The EU is going to the WTO talks in Geneva on Tuesday with a common position, despite resistance from France. The mini summit is aimed at getting the derailed Doha round of trade talks back on track.
The focus will be on farm trade policies
As ministers and delegates of the 147 World Trade Organization member states converge on the shores of Lake Geneva on Tuesday, the main issue on the agenda will be agricultural policies -- an issue that pitted the developing world against rich industrial nations at last year's failed summit in Cancun.
This time around, the European Union is offering to eliminate subsidies on its agricultural exports and Brussels has called on the US to do the same.
"The Council (of ministers) confirmed the Union's commitment for an agreement on a balanced framework on future DDA (Doha Development Agenda) negotiations," read a statement issued by the EU's top trade ministers on Monday after a meeting held in advance of the summit.
At the same time, the EU trade ministers wrote, there was a need to "improve the balance" of the draft.
Top EU trade official Pascal Lamy said he would not agree to concessions on farm subsidies that went beyond hard-won reforms to the EU's Common Agricultural Policy (CAP) agreed to last year.
Additionally, Lamy said the EU would seek more concessions from the United States, its most important trading partner, on farm reform. So far, the US has not stated whether or not it would cut its own subsidy regime.
Trying to get back on track
Developing nations accused first-world leaders of turning a deaf ear to poor countries in Cancun.
The Doha round first commenced three years ago in the Qatar capital. The aim was to reach an agreement that would eliminate the €300 billion ($364.25 billion) in agricultural subsidies used by the richest countries to shore up their farming industry in order to provide developing countries with access to global agricultural markets.
Doha talks at a major WTO summit in Cancun, Mexico, ended in September without any deal after poorer countries walked out on the negotiations, alleging industrial nations had no interest in helping their developing neighbors.
Seeking to avoid a repeat of the diplomatic catastrophe in Cancun, Europe in recent months has shown more willingness to budge on the subsidies issue.
On July 16, WTO Director-General Supachai Panitchpakdi and General Council head Shotaro Oshima introduced a proposal for the future treaty that calls for all agricultural subsidies to be eliminated by a "date to be agreed."
German Economics Minister Wolfgang Clement called the WTO draft of the negotiating plan for the elimination of subsidies and trade barriers a "usable foundation" and for a deal on the negotiating schedule to be reached this week in Switzerland.
France gets more agricultural subsidies from Brussels than any other EU country
However, France reiterated its concerns that the draft "is deeply unbalanced to the disadvantage of the EU." With more than 2 million workers in the farming industry, France is the greatest beneficiary of the EU's generous agricultural subsidies. Chirac has publicly expressed his concerns that the EU will concede too much ground in the WTO talks.

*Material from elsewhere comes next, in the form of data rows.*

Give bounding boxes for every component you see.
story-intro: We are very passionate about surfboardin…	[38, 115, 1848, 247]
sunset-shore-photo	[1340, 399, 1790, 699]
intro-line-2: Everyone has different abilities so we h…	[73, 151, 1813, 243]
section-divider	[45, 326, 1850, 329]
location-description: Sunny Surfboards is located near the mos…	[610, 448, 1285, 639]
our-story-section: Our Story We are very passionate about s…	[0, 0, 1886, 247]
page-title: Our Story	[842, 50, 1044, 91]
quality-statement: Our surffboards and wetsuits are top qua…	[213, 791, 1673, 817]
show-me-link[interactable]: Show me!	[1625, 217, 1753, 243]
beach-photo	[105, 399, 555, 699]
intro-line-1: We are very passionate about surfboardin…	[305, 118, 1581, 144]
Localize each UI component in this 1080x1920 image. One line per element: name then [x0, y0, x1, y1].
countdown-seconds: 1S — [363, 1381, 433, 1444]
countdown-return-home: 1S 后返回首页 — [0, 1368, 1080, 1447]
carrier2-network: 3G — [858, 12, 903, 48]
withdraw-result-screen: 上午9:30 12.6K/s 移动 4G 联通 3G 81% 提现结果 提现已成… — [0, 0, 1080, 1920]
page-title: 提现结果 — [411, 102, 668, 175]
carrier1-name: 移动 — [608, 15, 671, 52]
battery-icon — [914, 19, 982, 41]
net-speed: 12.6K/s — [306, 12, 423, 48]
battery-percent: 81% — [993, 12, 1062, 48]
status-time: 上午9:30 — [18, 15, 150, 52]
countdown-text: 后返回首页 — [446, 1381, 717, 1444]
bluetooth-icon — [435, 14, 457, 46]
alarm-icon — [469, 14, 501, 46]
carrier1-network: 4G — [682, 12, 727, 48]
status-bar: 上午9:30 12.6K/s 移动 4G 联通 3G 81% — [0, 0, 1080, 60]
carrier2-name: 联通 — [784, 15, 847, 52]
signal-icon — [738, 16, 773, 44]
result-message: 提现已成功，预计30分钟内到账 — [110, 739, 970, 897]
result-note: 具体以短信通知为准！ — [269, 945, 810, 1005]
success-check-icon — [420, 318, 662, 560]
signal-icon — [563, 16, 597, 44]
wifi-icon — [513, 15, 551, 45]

French Foreign Minister Michel Barnier
But French Foreign Minister Michel Barnier (photo) seemed largely pleased with Monday's statement by Lamy that he would not allow any changes beyond last year's CAP reforms.
"The draft on the table in Geneva today does not conform to the aims or the interests of the EU," he said. "We need a rebalancing of this draft. The Commission agrees and will work for this."
In June 2003, the EU agreed to a sweeping reform of its €40 billion a year agricultural policy (see related story below) that de-linked subsidies from production.
At the request of France, the ministers will meet again Friday for a briefing from Trade Commissioner Lamy over the concrete negotiations. Lamy has said it is important that the EU, despite France's objections, stand behind its offer of eliminating export subsidies for agricultural products, step-by-step, until they reach zero.
Because trade policy is a central EU competency, unanimous votes are not required in the Council of Ministers, and France cannot exercise the veto power it enjoys in other policy areas.